I ran into more problems trying to run OpenBUGS on a Bayesian spatial regression model today. The problems are laid out pretty simply in the picture above: I ran into an illegal memory write. I know this is not the fault of my model, as it runs smoothly for 50, 500 or 1000 iterations. This illegal memory write happens somewhere between 6000 and 6100 iterations.
This model is a simple version of a larger model I’m building. It has data on about 1800 small areas collected over four time points, with age and sex covariates, with a Poisson distribution for the outcome and an adjacency matrix for the 1800 areas. The data are laid out with the time points and age- and sex-values as separate records, so for one municipality I have 4*6*2=24 observations. I can’t use other packages for this because they assume one observation per municipality (i.e a very simple relationship between data structure and adjacency matrix). So I’m using OpenBUGS or WinBUGS. The ultimate goal is to extend to 30 time points and 18 age categories, with a more complex time and age structure, but I want to get this simple model running first because I’m running into major computational issues.
Today I identified that these computational issues can’t be solved. The reason for the illegal memory write is that OpenBUGS has a 1.6Gb RAM limit. People say this but it’s hard to confirm; however, in digging through critiques of BUGS I discovered it is written in Component Pascal and compiled in BlackBox, and a bit more digging reveals BlackBox has a 1.6Gb RAM limit.
This is frankly ridiculous. It’s understandable that there would be a RAM limit in a 32-bit system, but OpenBUGS has been around for about 9 years now and no one has upgraded it to handle either multi-core computers or 64 bit architecture. Given that OpenBUGS is designed to handle complex, processor-demanding simulation-heavy Bayesian models, the decision to write it in such a restrictive framework is ridiculous. I’m a strong critic of open source systems but if it had been written for R it would at least be able to use the 64-bit architecture, even though R has been late to the multi-core party. I bought a PC with 128 Gb of RAM specifically for this big project, and I might as well have bought a laptop with the minimum RAM. For the model I ultimately aim to build I expect I will need about 100,000 iterations to get stability, which means that OpenBUGS will never get there. The only way to run this model without a workaround is to either 1) write the full adjacency matrix by hand and implement it directly [something I am considering] or 2) recompile the source code (which I think might not be available) in a different Pascal compiler. I have no idea how to even start with that.

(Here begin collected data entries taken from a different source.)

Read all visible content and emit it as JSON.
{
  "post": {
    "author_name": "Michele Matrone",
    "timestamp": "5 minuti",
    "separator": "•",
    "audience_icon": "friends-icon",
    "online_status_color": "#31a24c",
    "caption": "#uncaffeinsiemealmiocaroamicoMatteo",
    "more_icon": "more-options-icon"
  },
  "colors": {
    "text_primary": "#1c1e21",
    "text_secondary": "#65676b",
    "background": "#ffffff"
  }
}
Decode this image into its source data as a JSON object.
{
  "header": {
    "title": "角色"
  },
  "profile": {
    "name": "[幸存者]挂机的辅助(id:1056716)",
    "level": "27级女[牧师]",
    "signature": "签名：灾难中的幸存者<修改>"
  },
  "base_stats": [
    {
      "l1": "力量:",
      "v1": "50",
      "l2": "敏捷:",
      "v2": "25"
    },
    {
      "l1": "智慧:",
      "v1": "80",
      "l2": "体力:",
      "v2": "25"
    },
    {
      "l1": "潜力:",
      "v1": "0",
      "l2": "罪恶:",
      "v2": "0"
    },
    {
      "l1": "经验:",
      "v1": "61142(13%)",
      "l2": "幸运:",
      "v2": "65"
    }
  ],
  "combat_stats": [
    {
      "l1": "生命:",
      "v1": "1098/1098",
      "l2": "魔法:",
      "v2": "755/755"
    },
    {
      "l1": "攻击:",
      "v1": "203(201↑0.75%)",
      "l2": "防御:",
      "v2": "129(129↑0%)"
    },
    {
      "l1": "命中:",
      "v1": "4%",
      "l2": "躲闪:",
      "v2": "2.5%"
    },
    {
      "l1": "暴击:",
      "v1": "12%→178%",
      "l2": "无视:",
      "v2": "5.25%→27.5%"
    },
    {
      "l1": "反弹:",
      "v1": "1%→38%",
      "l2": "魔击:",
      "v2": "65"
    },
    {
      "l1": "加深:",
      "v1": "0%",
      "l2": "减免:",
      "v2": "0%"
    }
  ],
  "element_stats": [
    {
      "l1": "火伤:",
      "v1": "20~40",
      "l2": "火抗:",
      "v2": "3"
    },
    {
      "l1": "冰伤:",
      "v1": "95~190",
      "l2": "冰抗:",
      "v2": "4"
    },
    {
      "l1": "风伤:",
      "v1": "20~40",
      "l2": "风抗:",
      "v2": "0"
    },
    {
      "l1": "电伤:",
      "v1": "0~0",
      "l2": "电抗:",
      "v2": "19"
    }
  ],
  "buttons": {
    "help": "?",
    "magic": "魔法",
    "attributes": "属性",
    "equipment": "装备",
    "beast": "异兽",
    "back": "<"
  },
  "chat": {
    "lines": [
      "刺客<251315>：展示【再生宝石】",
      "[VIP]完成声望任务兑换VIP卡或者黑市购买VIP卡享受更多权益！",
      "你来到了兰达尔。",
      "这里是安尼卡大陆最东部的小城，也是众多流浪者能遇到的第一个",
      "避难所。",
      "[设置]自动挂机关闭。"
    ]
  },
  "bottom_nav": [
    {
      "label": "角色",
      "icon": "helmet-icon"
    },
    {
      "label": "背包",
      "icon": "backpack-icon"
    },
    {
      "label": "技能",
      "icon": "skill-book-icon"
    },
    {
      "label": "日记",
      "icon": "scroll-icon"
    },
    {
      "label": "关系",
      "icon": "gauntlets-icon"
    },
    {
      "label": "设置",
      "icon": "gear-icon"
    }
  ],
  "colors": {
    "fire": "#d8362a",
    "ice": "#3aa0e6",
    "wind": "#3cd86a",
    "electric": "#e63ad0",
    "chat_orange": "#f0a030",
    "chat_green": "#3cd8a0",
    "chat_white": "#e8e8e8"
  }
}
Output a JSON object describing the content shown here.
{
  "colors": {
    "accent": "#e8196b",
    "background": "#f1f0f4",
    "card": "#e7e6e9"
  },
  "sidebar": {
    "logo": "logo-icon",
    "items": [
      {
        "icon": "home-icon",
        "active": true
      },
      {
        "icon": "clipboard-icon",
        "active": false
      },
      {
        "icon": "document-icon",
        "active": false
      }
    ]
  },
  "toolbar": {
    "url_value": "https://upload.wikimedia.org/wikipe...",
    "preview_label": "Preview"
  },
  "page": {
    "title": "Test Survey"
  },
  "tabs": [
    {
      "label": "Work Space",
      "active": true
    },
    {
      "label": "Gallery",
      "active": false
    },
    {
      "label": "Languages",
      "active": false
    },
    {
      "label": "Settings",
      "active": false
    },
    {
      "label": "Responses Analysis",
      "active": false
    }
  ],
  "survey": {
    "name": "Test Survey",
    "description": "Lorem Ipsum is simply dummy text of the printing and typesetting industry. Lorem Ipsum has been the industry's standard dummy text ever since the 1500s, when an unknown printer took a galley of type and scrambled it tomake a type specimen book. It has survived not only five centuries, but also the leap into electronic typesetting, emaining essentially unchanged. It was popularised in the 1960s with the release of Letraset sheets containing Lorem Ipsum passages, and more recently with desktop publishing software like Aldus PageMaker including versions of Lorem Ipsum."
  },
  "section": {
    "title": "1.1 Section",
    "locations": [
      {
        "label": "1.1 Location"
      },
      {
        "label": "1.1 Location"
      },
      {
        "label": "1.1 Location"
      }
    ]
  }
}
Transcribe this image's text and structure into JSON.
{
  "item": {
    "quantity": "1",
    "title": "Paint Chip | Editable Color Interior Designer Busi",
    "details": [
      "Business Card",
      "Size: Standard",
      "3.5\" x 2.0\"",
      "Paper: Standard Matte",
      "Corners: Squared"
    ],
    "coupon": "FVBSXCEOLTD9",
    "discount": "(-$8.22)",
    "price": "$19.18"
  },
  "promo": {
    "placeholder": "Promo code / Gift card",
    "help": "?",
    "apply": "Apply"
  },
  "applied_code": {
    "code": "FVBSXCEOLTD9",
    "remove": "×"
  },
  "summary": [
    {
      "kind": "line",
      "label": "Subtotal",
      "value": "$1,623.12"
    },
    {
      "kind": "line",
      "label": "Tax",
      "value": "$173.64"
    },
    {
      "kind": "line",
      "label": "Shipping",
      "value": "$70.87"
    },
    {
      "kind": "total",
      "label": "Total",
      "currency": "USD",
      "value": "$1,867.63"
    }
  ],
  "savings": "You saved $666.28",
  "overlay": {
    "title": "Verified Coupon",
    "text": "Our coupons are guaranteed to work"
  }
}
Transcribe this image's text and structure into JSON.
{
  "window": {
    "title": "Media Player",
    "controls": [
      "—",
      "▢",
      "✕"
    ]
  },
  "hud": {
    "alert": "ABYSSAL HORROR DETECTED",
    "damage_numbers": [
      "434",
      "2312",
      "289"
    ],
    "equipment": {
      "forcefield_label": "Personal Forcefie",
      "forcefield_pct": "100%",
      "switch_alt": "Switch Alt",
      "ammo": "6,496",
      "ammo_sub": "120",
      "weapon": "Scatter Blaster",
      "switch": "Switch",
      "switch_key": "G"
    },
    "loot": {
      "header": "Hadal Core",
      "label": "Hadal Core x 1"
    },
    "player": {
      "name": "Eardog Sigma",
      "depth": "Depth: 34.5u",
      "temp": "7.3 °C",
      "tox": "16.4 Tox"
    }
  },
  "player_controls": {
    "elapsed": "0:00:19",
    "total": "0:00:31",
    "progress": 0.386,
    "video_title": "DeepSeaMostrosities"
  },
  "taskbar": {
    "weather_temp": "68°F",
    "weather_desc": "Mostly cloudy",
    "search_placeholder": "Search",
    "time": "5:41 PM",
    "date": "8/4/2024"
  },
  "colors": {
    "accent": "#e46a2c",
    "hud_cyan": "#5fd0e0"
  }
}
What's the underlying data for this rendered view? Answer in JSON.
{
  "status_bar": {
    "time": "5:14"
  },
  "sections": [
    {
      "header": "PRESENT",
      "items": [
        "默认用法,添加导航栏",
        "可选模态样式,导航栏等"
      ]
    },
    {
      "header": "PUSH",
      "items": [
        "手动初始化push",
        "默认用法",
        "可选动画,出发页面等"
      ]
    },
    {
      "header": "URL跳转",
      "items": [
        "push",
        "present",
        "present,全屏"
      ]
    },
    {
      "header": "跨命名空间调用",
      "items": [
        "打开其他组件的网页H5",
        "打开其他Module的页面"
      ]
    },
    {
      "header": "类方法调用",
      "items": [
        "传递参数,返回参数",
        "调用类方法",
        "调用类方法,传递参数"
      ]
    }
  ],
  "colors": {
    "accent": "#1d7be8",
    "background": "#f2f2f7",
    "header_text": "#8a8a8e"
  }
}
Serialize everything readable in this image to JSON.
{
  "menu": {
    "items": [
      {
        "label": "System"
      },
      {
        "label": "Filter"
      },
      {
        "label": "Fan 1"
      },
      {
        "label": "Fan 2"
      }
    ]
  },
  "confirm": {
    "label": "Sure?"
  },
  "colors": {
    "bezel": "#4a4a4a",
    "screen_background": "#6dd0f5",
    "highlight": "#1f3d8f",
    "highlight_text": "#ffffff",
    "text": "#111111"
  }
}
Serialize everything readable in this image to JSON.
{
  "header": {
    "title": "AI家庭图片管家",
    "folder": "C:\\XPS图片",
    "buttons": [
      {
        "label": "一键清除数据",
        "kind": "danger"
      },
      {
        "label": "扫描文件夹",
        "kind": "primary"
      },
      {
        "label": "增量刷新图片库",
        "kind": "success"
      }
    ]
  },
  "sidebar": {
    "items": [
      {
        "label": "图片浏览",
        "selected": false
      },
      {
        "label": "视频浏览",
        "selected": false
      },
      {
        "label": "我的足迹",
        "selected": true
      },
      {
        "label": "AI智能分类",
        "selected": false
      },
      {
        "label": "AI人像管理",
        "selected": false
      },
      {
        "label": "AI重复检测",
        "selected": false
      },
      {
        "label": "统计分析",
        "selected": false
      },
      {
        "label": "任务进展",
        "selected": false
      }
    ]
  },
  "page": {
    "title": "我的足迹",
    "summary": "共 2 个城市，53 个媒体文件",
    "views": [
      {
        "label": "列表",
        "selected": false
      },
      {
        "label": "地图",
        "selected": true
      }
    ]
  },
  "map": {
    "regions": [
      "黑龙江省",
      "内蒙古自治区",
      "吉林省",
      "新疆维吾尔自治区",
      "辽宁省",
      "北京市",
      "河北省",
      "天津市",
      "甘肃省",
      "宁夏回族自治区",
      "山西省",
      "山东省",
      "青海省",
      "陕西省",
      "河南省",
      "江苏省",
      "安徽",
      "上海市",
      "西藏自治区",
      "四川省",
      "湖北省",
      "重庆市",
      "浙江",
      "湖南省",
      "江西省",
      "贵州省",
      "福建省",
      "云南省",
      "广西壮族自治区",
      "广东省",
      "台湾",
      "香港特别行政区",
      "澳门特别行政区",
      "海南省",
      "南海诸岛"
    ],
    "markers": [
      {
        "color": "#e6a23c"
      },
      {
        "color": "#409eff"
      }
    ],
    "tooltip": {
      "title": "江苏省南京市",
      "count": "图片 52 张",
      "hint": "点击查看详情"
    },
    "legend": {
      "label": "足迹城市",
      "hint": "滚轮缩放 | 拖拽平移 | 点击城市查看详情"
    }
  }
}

I have considered two workarounds, however, though I don’t know whether either of them might work.
- Save and rerun: the reason that OpenBUGS hits its RAM limit is that it saves all iterations in RAM, but I think this is possibly bad design. So one option could be to run the model to 5000 iterations, then save the results, shut down OpenBUGS, reopen OpenBUGS, load the model file, and then use the update functions to run another 5000 iterations on what has already been run. I think this can be done (running additional updates on a past model) but I’m not sure. If this works I just need to run one set of runs a night for about 3 weeks, and I’ll get my model.
- Rerun with sequential initial values: If method 1 doesn’t work, another option that I am very sure will work is to run the model for 5000 iterations, extract all estimated values from the model, then start a new model of 5000 runs with the past estimated values as the initial values for the next model. I’m pretty sure it will start off where it left off, assuming I correctly specify them all, although there might be small jumps in the trace, but ultimately it’ll get where it needs to go. But restarting the model is going to take a lot of time unless I can find a way to loop through and extract values automatically (I think I can’t). So probably a month to run the model.
Ridiculous! And even if I had a supercomputer I couldn’t speed it up …
Today Stata 14 was released, and it finally has built in functionality for a wide range of Bayesian statistical tasks. I’m hoping that they’ll introduce conditional autoregression and the BYM model in version 15. Really, if you have a grant that can afford a single Stata license, it’s really worth getting. You just can’t rely on open source statistical packages. Only use them when you must!